25 de julho de 2015

Xanadu Master Edition Series (Elemental, 2015)


[Albert Heath “Kwanza (The First)”; Barry Harris “Plays Tadd Dameron”; Jimmy Heath “Picture of Heath”; Al Cohn & Jimmy Rowles “Heavy Love”; Sam Most “From the Attic of My Mind”; Al Cohn, Billy Mitchell, Dolo Coker, Leroy Vinnegar, Frank Butler “Night Flight to Dakar” + “Xanadu in Africa”]
 
Dentro da cinta murada de Xanadu, segundo Marco Polo, um faustoso palácio de mármore envolvia-se em mantos frondosos e lençóis de água fresca. Recheada de riquezas, era a capital de verão de Kublai Khan e o mais literal dos modelos históricos para quem crê que a casa de um homem é o seu castelo. De modo crucial, para Don Schlitten, também assim que se chamava a mansão de Charles Foster Kane em “O Mundo a Seus Pés”, de Orson Welles. “Por isso, tem sido um nome que associamos à beleza artística e à felicidade”, diz agora o produtor a Zev Feldman, da Elemental, lembrando o batismo da empresa que fundou em meados dos anos 70 e, de certa maneira, abençoando a corrente operação de resgate. Porque a verdade é que parte deste património estava em risco de se perder. Aliás, sem entrar em pormenores, Feldman conta como muitas das matrizes fonográficas e fotográficas da editora se destruíram à passagem do furacão Sandy, em 2012.

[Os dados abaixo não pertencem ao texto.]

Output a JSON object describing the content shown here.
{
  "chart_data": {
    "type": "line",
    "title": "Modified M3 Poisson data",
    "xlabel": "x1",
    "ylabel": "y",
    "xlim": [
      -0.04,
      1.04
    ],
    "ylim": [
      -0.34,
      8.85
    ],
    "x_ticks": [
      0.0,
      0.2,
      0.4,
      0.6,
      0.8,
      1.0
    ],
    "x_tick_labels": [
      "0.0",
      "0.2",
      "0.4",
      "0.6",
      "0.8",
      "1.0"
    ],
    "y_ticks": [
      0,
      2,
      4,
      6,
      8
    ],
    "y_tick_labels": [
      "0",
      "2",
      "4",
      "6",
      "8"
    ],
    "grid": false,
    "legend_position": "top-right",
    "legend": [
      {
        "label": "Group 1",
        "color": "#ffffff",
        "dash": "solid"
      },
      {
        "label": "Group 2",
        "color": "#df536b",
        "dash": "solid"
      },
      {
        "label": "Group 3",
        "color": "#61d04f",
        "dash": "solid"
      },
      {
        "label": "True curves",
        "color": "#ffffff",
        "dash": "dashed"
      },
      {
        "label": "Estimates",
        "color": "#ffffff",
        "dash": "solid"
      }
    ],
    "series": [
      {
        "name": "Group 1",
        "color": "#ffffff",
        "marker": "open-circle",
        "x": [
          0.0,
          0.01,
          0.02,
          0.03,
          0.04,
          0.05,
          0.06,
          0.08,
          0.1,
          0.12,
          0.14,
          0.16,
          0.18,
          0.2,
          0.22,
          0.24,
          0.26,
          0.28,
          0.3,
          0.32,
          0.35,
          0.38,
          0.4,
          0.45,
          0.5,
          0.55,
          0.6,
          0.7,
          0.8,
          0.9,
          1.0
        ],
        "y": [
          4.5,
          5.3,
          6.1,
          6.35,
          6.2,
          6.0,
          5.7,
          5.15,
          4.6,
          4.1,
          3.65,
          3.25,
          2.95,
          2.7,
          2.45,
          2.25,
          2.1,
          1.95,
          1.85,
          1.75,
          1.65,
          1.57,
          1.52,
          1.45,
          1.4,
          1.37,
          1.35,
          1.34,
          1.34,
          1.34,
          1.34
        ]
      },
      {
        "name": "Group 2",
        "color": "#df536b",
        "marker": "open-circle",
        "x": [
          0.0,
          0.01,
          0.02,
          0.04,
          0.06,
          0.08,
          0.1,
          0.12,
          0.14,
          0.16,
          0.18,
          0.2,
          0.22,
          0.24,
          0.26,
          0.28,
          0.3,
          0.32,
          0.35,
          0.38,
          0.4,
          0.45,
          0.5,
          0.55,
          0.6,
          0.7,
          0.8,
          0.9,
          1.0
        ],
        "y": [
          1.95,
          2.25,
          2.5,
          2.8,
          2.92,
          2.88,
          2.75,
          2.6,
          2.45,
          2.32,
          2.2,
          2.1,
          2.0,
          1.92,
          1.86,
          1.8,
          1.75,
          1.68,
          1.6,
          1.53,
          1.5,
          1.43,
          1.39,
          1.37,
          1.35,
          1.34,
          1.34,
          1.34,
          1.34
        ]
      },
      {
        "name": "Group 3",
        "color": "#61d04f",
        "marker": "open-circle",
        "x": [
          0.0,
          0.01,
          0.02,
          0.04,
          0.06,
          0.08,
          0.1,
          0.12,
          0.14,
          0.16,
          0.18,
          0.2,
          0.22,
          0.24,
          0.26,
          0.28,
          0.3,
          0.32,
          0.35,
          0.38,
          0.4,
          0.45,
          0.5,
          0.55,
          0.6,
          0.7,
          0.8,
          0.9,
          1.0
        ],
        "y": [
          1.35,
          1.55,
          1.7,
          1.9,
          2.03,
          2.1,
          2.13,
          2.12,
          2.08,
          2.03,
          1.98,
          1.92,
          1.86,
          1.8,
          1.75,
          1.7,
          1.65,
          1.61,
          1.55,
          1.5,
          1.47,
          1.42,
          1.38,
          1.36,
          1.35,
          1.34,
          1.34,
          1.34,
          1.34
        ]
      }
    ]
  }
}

Era uma iniciativa há muito devida. Afinal, no mercado discográfico norte-americano do período, a par de contemporâneas como a Mainstream ou a Muse – com a qual Schlitten colaborou –, a Xanadu revelou-se um destino fundamental para o jazz que fez a creche no bebop. De todas, pese embora Peter Sprague, foi até a que menos pôs o pé no esoterismo e a que mais resistiu a modas, com Sam Noto, Sonny Criss, Al Cohn, Charles McPherson, Jimmy Raney, Barry Harris ou Sam Most firmando-lhe a reputação. O flautista, por exemplo, conforme confessava em “Sam Most, Jazz Flutist”, um documentário de 2001, tinha já “caído em esquecimento”. Só de originais, “From the Attic of My Mind”, de 1978, é um exponencial exercício de controlo idiomático. No filme declarava ter telefonado a Schlitten averiguando acerca da disponibilidade em CD destes discos, tendo-lhe respondido o produtor: “Vivamos nós o suficiente para o ver”.

Como Most, também Al Cohn e Jimmy Rowles se foram antes da reedição de “Heavy Love”, uma das pérolas do catálogo. Se “As Cidades Invisíveis”, de Italo Calvino, um livro baseado nas conversas entre Polo e Khan, representa em diálogo a arquitetura da imaginação, estes duetos de 1977 não fazem por menos. Com a medida certa de escuro e a dose exata de claro, outro clássico na Xanadu é a investida de Barry Harris na dameronia, de 1975, cumpriam-se então dez anos sobre a morte do dedicatário. Trata-se de uma arte em que tudo se transforma, afirmava Jimmy Heath. O seu “Picture of Heath”, de 1975, é disso mesmo um retrato, ao regressar ao passado e ao incluir um antitético mas não menos holístico ‘Body and Soul’, em que a parte do corpo é tocada ao saxofone soprano e a da alma no tenor. “Kwanza”, do caçula dos Heath, em 1973, narrava uma estória dentro de outra e tinha a mente em África, ainda que “Tootie” tornasse de uma temporada europeia. Até solo africano conduziu Schlitten uma comitiva em 1980, resultando daí um par de álbuns que neste lote se incluem por razões puramente simbólicas. É longo o caminho para Xanadu. Venham as próximas paragens.